没事,习惯了,习惯了。来自养生人唐久安的嘆气。
“刚刚那是什么?蛊虫?”
“哦?见过?”沈渡将目光从杯子下的虫子上收了回来。
唐久安摸了摸下巴,摇了摇头,“没,就是猜的,除了蛊虫,我也猜不出来还有什么虫子能要人命了。”
“那你知识还真是浅陋,正常人不都应该猜行军蚁吗?”沈渡笑瞇瞇地吐槽道。
唐久安微笑着给了他一个白眼,“那你知道这是什么虫吗?”
沈渡听罢,很理所当然地摊开手,“不知道,我知识浅陋,猜不出来。”
“我还以为你天上天下无所不知呢。”唐久安阴阳怪气地回道。
沈渡无语地将手上染血的白手套摘了下来,“我是人,不是神。”
“……那还真不像。”唐久安一言难尽地看向他,正常人谁拿看玩家死亡当乐子的。
有些时候,唐久安自己一个人挺无助的。
洛情小心翼翼地看了眼椅子上残留的不明粉末,问了问:“所以这个蛊虫是在很久之前下的吗?”

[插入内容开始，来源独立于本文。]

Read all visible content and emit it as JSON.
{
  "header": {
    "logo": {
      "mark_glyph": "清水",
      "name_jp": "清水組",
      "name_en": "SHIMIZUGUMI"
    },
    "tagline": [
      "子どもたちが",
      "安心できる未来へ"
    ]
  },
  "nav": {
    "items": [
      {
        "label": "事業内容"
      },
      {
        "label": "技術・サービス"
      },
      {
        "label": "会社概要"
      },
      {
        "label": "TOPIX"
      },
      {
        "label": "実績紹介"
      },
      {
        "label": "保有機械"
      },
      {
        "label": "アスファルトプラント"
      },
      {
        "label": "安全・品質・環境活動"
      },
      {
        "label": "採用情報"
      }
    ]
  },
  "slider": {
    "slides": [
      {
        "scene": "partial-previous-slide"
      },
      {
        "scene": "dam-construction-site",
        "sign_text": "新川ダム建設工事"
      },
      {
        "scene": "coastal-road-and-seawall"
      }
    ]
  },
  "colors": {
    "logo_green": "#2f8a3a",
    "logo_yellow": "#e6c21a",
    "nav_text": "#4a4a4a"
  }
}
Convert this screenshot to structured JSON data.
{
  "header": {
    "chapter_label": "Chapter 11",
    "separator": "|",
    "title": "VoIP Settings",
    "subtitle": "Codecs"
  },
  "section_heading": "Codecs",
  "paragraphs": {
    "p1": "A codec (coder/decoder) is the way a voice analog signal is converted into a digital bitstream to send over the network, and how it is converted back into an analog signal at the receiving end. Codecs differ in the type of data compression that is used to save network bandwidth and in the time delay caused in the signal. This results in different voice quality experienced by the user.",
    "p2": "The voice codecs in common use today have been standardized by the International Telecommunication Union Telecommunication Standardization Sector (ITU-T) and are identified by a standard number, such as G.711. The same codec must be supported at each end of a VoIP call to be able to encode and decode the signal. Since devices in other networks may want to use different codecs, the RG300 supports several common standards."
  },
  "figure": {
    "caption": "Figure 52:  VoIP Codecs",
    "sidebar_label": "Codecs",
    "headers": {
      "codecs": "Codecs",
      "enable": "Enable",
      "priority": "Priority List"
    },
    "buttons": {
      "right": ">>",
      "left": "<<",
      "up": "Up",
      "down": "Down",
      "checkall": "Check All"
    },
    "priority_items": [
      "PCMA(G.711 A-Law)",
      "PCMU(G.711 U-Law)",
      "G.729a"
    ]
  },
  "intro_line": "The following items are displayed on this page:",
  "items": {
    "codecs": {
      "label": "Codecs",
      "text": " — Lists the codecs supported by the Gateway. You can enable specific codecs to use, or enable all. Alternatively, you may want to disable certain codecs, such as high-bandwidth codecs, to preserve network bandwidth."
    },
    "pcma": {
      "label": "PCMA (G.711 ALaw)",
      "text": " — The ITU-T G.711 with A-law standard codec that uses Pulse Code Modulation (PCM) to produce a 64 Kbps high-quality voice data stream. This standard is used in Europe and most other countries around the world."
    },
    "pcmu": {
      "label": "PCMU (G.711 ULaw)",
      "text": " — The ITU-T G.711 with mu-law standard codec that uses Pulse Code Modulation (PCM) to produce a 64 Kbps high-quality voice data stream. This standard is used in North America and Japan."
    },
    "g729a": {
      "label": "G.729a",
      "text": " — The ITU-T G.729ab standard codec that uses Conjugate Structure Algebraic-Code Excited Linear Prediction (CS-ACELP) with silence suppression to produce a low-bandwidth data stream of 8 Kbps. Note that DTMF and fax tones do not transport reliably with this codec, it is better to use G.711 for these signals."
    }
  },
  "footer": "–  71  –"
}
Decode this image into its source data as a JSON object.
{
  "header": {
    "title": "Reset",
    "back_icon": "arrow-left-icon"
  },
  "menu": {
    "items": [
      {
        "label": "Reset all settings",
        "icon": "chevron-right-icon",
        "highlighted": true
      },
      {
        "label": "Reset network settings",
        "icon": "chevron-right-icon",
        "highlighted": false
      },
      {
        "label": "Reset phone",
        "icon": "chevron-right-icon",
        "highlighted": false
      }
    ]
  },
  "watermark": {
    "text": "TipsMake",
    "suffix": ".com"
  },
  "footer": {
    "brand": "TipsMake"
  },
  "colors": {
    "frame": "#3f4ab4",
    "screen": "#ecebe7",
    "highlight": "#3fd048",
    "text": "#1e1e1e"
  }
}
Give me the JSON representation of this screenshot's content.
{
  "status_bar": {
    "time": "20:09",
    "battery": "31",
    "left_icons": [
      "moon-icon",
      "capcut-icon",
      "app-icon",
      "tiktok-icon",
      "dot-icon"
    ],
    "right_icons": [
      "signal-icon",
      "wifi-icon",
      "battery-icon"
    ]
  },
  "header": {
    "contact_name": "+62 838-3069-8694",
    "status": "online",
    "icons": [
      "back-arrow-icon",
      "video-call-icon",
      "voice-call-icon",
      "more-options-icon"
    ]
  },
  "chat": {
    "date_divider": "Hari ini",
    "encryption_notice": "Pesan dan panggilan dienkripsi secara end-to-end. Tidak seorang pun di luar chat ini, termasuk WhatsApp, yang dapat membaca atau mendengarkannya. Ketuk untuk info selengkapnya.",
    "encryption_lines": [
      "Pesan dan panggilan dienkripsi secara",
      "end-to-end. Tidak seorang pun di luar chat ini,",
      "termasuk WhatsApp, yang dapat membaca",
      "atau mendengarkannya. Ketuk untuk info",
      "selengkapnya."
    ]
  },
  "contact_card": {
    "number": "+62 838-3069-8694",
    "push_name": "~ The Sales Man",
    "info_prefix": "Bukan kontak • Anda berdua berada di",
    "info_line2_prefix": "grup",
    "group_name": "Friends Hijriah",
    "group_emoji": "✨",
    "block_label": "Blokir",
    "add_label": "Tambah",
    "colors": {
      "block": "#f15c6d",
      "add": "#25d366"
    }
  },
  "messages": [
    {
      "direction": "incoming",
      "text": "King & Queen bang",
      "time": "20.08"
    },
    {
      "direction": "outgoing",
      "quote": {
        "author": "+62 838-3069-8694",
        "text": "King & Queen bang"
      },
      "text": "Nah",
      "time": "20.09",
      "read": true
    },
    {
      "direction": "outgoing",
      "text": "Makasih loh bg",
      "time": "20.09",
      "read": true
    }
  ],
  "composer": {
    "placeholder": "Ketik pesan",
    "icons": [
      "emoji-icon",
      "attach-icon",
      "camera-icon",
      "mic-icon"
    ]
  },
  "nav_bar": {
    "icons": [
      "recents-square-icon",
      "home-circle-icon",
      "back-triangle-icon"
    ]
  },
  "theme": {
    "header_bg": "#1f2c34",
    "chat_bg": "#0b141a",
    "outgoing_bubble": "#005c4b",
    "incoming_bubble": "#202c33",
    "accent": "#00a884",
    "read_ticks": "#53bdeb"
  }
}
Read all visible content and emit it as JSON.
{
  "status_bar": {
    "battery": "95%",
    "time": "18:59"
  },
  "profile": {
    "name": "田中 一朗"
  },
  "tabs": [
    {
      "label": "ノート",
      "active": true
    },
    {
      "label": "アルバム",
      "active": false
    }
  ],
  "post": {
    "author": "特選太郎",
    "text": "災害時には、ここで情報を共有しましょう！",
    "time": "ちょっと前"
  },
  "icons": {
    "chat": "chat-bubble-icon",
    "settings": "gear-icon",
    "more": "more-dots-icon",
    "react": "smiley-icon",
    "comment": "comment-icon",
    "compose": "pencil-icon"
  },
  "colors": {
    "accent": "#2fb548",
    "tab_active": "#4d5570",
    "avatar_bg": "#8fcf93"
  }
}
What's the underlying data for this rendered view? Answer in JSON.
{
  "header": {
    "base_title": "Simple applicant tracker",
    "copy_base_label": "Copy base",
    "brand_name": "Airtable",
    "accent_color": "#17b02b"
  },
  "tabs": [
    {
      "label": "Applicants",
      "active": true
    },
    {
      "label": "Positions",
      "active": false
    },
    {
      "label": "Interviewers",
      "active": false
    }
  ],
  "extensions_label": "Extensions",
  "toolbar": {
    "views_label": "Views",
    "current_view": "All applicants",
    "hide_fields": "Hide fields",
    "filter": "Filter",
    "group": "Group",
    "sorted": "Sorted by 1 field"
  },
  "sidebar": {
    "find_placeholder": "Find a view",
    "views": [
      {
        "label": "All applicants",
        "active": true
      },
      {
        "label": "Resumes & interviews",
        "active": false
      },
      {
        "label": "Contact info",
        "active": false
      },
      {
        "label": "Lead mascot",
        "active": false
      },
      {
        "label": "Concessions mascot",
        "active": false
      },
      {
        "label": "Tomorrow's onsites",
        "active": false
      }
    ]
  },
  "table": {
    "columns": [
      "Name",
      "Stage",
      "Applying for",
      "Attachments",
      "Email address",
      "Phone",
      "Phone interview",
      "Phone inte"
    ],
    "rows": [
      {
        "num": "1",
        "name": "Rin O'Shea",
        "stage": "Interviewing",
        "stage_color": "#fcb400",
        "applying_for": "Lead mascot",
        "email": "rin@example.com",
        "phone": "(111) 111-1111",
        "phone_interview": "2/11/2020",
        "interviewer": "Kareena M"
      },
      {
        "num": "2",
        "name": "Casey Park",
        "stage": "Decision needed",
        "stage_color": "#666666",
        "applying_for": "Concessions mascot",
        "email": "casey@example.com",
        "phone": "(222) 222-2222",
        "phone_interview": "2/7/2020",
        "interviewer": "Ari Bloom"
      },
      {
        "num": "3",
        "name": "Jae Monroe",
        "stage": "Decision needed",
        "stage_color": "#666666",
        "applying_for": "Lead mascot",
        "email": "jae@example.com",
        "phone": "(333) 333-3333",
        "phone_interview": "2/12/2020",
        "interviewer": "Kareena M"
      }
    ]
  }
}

“应该不是。”唐久安想了想回道,“他是位玩家,就算直接下蛊,估计也没什么时间。”
博恩看了眼长椅,冷哼一声,“说不定是某些人暗下黑手呢。”
他隐晦地看了沈渡一眼,意有所指。
唐久安这就不乐意了,不是因为他说沈渡,而是因为这人一直在搞内部分裂感觉很烦。心底怀疑归心底怀疑,你不能说出来,因为说出来的话性质可就不一样了。
“哎哎哎,你这就开始指控在场玩家了,万一你猜错了可不是要被打脸?”唐久安双手环着双臂说道。
说真的,那名调酒师太高看自己了,沈渡鸟都不想鸟他。
在博恩和唐久安闹的时候,洛情悄悄来到沈渡身边,她好奇地看着杯子中的虫子,问道:“这种虫子为什么能被红酒溶解掉?”
沈渡成功被问住了,他也只是看小女孩砸红酒时恰好溶解了一些小虫子,就像试试看能不能溶解这个蛊虫。
真是,完全没想过溶解不了的后果呢,沈渡。
“大概是游戏特性?寻常红酒估计不行,但是‘父亲’特质的红酒应该可以。”沈渡又弄了点红酒将最后一只虫子溶解掉了。
唐久安听到沈渡的声音也走了过来,“所以是规则?”
沈渡点点头,“应该是。”
洛情颇为感兴趣地看着那坨灰色的东西,她细细观察着虫子的残骸,“现在找到他的死亡原因了,剩下的就是他为什么死亡了?”
“虽然很不想反驳,但确实是没有玩家能短时间内用蛊虫把人弄死。”博恩臭着脸走上前来。
唐久安瞇了瞇眼,“先整理一下规则吧,刚开始的规则是不要在‘父亲’的註视下乱碰任何非日常的东西。”
洛情点了点头,补充道:“迟到应该也算是一点。”
博恩沈思了一会,看见了桌子上的红酒,灵光一闪,“会不会是桌子上的红酒?”
“有可能,但是不太确定。沈渡刚刚碰了就没事。”唐久安凝眉,他还是想不通。
红酒的话是筛选机制吗?感觉不太像,十六个椅子十六瓶酒,它是怎么保证会死人的。或者换一种猜想,必死的是迟到的那个,而这边死的这个只是顺带的?
对了,迟到!
唐久安眉头都快皱成八字眉了,“迟到这个条件是我们推出来的,那有没有一种可能他是触发了隐藏条件?”